Footnote:  A song about the byous Lord George Murray, the outstanding Jacobite commander, which was published in Hogg’s Jacobite Relics. Lord George Murray (1694-1760), son of John Murray, 1st Duke of Atholl. Was out in both the 15 and 19 Jacobite Ridings and after a few years fighting abroad he was pardoned and returned to Scotland in the late 1720s. In spite of many reservations he joined Prince Charles Edward Stewart in Perth during the 45 Rising.
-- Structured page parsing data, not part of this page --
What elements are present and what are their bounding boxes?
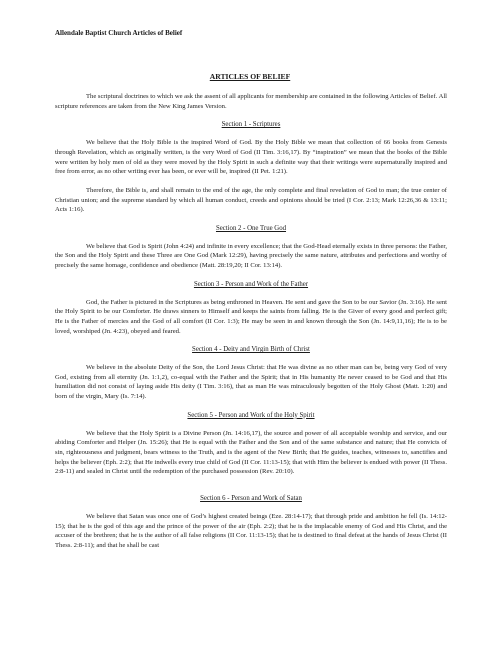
section-5-paragraph-1: We believe that the Holy Spirit is a Divine Person (Jn. 14:16,17), the source and power of all acceptable worship and service, and our abiding Comforter and Helper (Jn. 15:26); that He is equal with the Father and the Son and of the same substance and nature; that He convicts of sin, righteousness and judgment, bears witness to the Truth, and is the agent of the New Birth; that He guides, teaches, witnesses to, sanctifies and helps the believer (Eph. 2:2); that He indwells every true child of God (II Cor. 11:13-15); that with Him the believer is endued with power (II Thess. 2:8-11) and sealed in Christ until the redemption of the purchased possession (Rev. 20:10). [55,429,447,476]
section-heading-1: Section 1 - Scriptures [221,121,281,129]
section-heading-2: Section 2 - One True God [215,225,287,233]
section-2-paragraph-1: We believe that God is Spirit (John 4:24) and infinite in every excellence; that the God-Head eternally exists in three persons: the Father, the Son and the Holy Spirit and these Three are One God (Mark 12:29), having precisely the same nature, attributes and perfections and worthy of precisely the same homage, confidence and obedience (Matt. 28:19,20; II Cor. 13:14). [55,242,447,270]
section-6-paragraph-1: We believe that Satan was once one of God’s highest created beings (Eze. 28:14-17); that through pride and ambition he fell (Is. 14:12-15); that he is the god of this age and the prince of the power of the air (Eph. 2:2); that he is the implacable enemy of God and His Christ, and the accuser of the brethren; that he is the author of all false religions (II Cor. 11:13-15); that he is destined to final defeat at the hands of Jesus Christ (II Thess. 2:8-11); and that he shall be cast [55,512,447,549]
section-1-paragraph-1: We believe that the Holy Bible is the inspired Word of God. By the Holy Bible we mean that collection of 66 books from Genesis through Revelation, which as originally written, is the very Word of God (II Tim. 3:16,17). By “inspiration” we mean that the books of the Bible were written by holy men of old as they were moved by the Holy Spirit in such a definite way that their writings were supernaturally inspired and free from error, as no other writing ever has been, or ever will be, inspired (II Pet. 1:21). [55,139,447,176]
section-3-paragraph-1: God, the Father is pictured in the Scriptures as being enthroned in Heaven. He sent and gave the Son to be our Savior (Jn. 3:16). He sent the Holy Spirit to be our Comforter. He draws sinners to Himself and keeps the saints from falling. He is the Giver of every good and perfect gift; He is the Father of mercies and the God of all comfort (II Cor. 1:3); He may be seen in and known through the Son (Jn. 14:9,11,16); He is to be loved, worshiped (Jn. 4:23), obeyed and feared. [55,298,447,335]
section-1-paragraph-2: Therefore, the Bible is, and shall remain to the end of the age, the only complete and final revelation of God to man; the true center of Christian union; and the supreme standard by which all human conduct, creeds and opinions should be tried (I Cor. 2:13; Mark 12:26,36 & 13:11; Acts 1:16). [55,186,447,214]
section-4-paragraph-1: We believe in the absolute Deity of the Son, the Lord Jesus Christ: that He was divine as no other man can be, being very God of very God, existing from all eternity (Jn. 1:1,2), co-equal with the Father and the Spirit; that in His humanity He never ceased to be God and that His humiliation did not consist of laying aside His deity (I Tim. 3:16), that as man He was miraculously begotten of the Holy Ghost (Matt. 1:20) and born of the virgin, Mary (Is. 7:14). [55,364,447,401]
section-heading-5: Section 5 - Person and Work of the Holy Spirit [187,411,315,419]
page-header: Allendale Baptist Church Articles of Belief [55,29,183,37]
section-heading-4: Section 4 - Deity and Virgin Birth of Christ [192,346,310,354]
document-body [55,92,447,551]
section-heading-6: Section 6 - Person and Work of Satan [200,495,302,503]
intro-paragraph: The scriptural doctrines to which we ask the assent of all applicants for membership are contained in the following Articles of Belief. All scripture references are taken from the New King James Version. [55,93,447,110]
section-heading-3: Section 3 - Person and Work of the Father [193,280,309,288]
document-title: ARTICLES OF BELIEF [209,72,291,81]
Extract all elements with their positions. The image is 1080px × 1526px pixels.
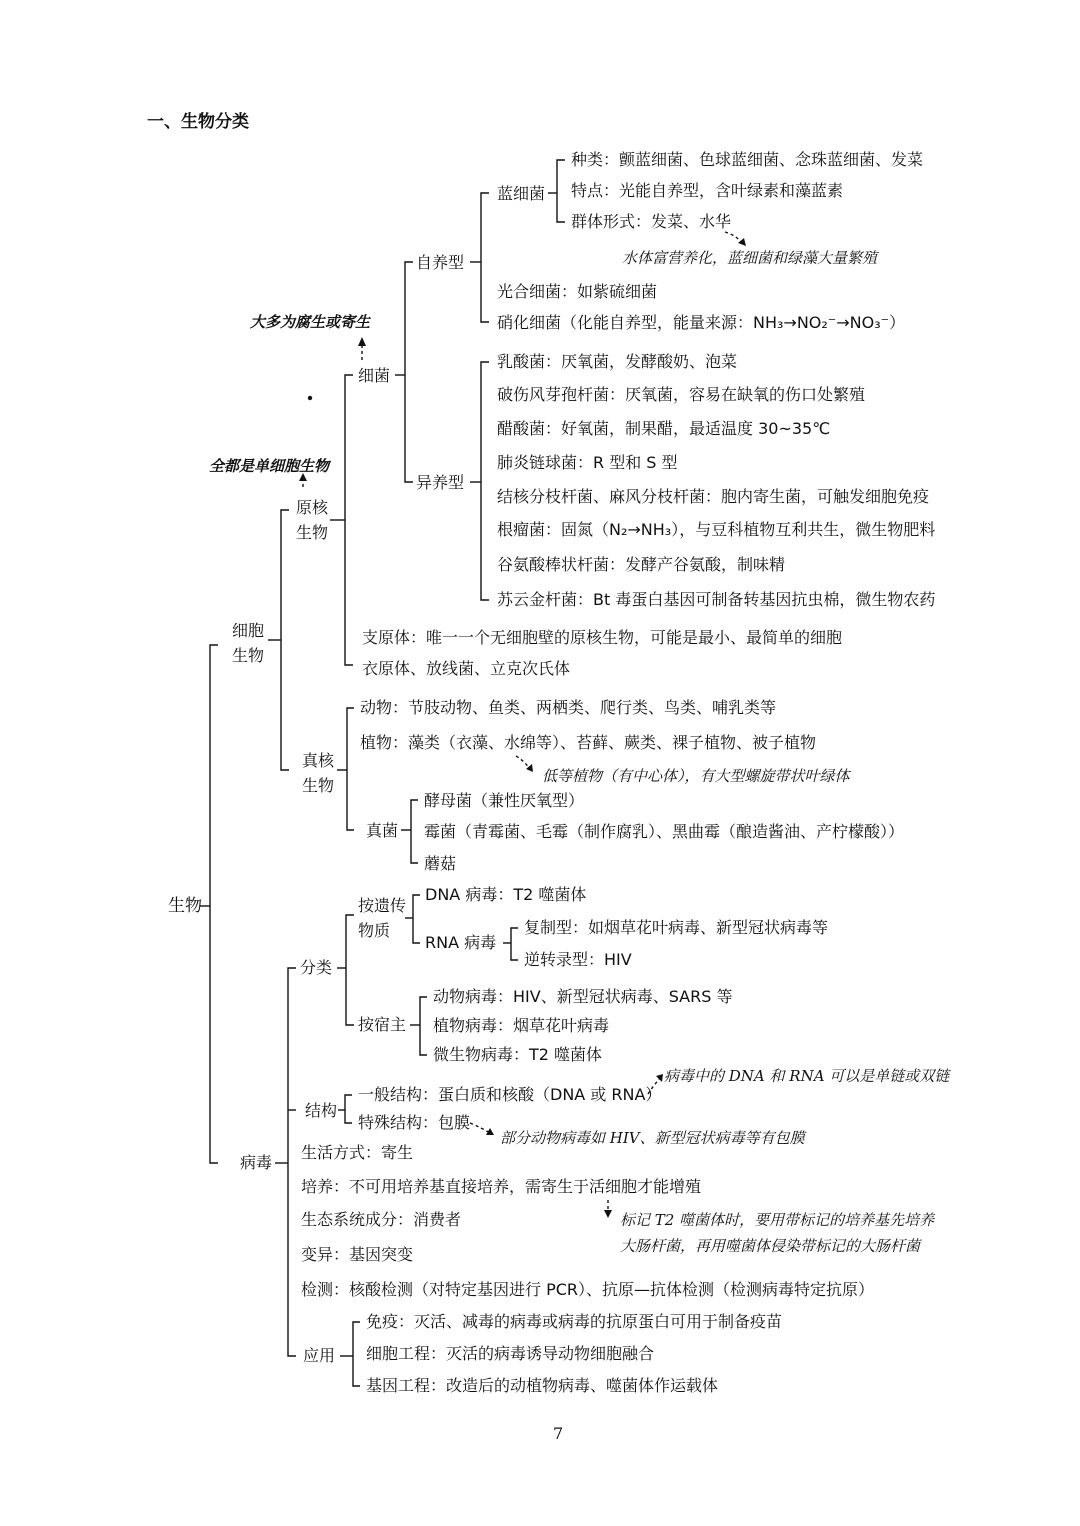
host-item: 植物病毒：烟草花叶病毒 [433, 1016, 610, 1035]
culture: 培养：不可用培养基直接培养，需寄生于活细胞才能增殖 [301, 1177, 702, 1196]
animals: 动物：节肢动物、鱼类、两栖类、爬行类、鸟类、哺乳类等 [360, 698, 777, 717]
node-fungi: 真菌 [366, 821, 399, 840]
note-unicellular: 全都是单细胞生物 [209, 457, 330, 475]
hetero-item: 苏云金杆菌：Bt 毒蛋白基因可制备转基因抗虫棉，微生物农药 [497, 590, 936, 609]
application-item: 基因工程：改造后的动植物病毒、噬菌体作运载体 [366, 1376, 719, 1395]
page-number: 7 [553, 1424, 564, 1443]
cyan-item: 特点：光能自养型，含叶绿素和藻蓝素 [571, 181, 844, 200]
application-item: 免疫：灭活、减毒的病毒或病毒的抗原蛋白可用于制备疫苗 [366, 1312, 783, 1331]
note-water-bloom: 水体富营养化，蓝细菌和绿藻大量繁殖 [622, 249, 878, 267]
node-virus: 病毒 [240, 1153, 273, 1172]
cyan-item: 群体形式：发菜、水华 [571, 212, 732, 231]
hetero-item: 破伤风芽孢杆菌：厌氧菌，容易在缺氧的伤口处繁殖 [497, 385, 866, 404]
lifestyle: 生活方式：寄生 [301, 1143, 414, 1162]
node-cyanobacteria: 蓝细菌 [497, 184, 546, 203]
node-eukaryote: 真核 生物 [302, 751, 335, 795]
hetero-item: 结核分枝杆菌、麻风分枝杆菌：胞内寄生菌，可触发细胞免疫 [497, 487, 930, 506]
host-item: 动物病毒：HIV、新型冠状病毒、SARS 等 [433, 987, 733, 1006]
node-structure: 结构 [305, 1101, 338, 1120]
node-prokaryote: 原核 生物 [296, 498, 329, 542]
node-cellular-organism: 细胞 生物 [232, 621, 265, 665]
application-item: 细胞工程：灭活的病毒诱导动物细胞融合 [366, 1344, 655, 1363]
note-t2-line2: 大肠杆菌，再用噬菌体侵染带标记的大肠杆菌 [620, 1237, 921, 1255]
hetero-item: 乳酸菌：厌氧菌，发酵酸奶、泡菜 [497, 352, 738, 371]
special-structure: 特殊结构：包膜 [358, 1113, 471, 1132]
host-item: 微生物病毒：T2 噬菌体 [433, 1045, 603, 1064]
variation: 变异：基因突变 [301, 1245, 414, 1264]
ecosystem-role: 生态系统成分：消费者 [301, 1210, 462, 1229]
note-envelope: 部分动物病毒如 HIV、新型冠状病毒等有包膜 [500, 1129, 805, 1147]
hetero-item: 谷氨酸棒状杆菌：发酵产谷氨酸，制味精 [497, 555, 786, 574]
fungi-item: 蘑菇 [424, 854, 457, 873]
node-by-host: 按宿主 [358, 1015, 407, 1034]
hetero-item: 醋酸菌：好氧菌，制果醋，最适温度 30~35℃ [497, 419, 831, 438]
note-lower-plants: 低等植物（有中心体），有大型螺旋带状叶绿体 [542, 767, 850, 785]
cyan-item: 种类：颤蓝细菌、色球蓝细菌、念珠蓝细菌、发菜 [571, 150, 924, 169]
hetero-item: 肺炎链球菌：R 型和 S 型 [497, 453, 678, 472]
note-strand: 病毒中的 DNA 和 RNA 可以是单链或双链 [664, 1067, 950, 1085]
retro-type: 逆转录型：HIV [524, 950, 632, 969]
section-title: 一、生物分类 [147, 112, 249, 132]
plants: 植物：藻类（衣藻、水绵等）、苔藓、蕨类、裸子植物、被子植物 [360, 733, 817, 752]
node-heterotroph: 异养型 [416, 473, 465, 492]
fungi-item: 霉菌（青霉菌、毛霉（制作腐乳）、黑曲霉（酿造酱油、产柠檬酸）） [424, 822, 905, 841]
node-application: 应用 [303, 1346, 336, 1365]
node-organism: 生物 [168, 896, 202, 916]
hetero-item: 根瘤菌：固氮（N₂→NH₃），与豆科植物互利共生，微生物肥料 [497, 520, 936, 539]
detection: 检测：核酸检测（对特定基因进行 PCR）、抗原—抗体检测（检测病毒特定抗原） [301, 1280, 875, 1299]
node-by-genetic-material: 按遗传 物质 [358, 896, 407, 940]
node-bacteria: 细菌 [358, 366, 391, 385]
node-autotroph: 自养型 [416, 253, 465, 272]
rna-virus: RNA 病毒 [425, 933, 497, 952]
general-structure: 一般结构：蛋白质和核酸（DNA 或 RNA） [358, 1085, 662, 1104]
replicative-type: 复制型：如烟草花叶病毒、新型冠状病毒等 [524, 918, 829, 937]
node-classification: 分类 [300, 958, 333, 977]
mycoplasma: 支原体：唯一一个无细胞壁的原核生物，可能是最小、最简单的细胞 [362, 628, 843, 647]
fungi-item: 酵母菌（兼性厌氧型） [424, 791, 585, 810]
chlamydia: 衣原体、放线菌、立克次氏体 [362, 659, 571, 678]
note-saprophytic: 大多为腐生或寄生 [250, 313, 371, 331]
nitrifying-bacteria: 硝化细菌（化能自养型，能量来源：NH₃→NO₂⁻→NO₃⁻） [497, 313, 906, 332]
photosynthetic-bacteria: 光合细菌：如紫硫细菌 [497, 282, 658, 301]
dna-virus: DNA 病毒：T2 噬菌体 [425, 885, 587, 904]
note-t2-line1: 标记 T2 噬菌体时，要用带标记的培养基先培养 [620, 1211, 935, 1229]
His relationship with the Prince was always fragile, In spite of the comment by Fitzroy Maclean that Lord George was “the military genius of the 45”, the Prince listened to others!. He proved his military skill at Prestonpans, the retreat from Derby and Clifton, and the last major Jacobite victory at Falkirk, Murray didn’t want to fight at Culloden, but the  right wing, under his command, was the only section to leave the field in reasonably good order and he proceeded to Ruthven. On receiving the order to disband he went to France and died in exile in 1760. I have little time for BPC but hold Lord George Murray, and the men who fought out of loyalty and for Scotland, in the highest regard.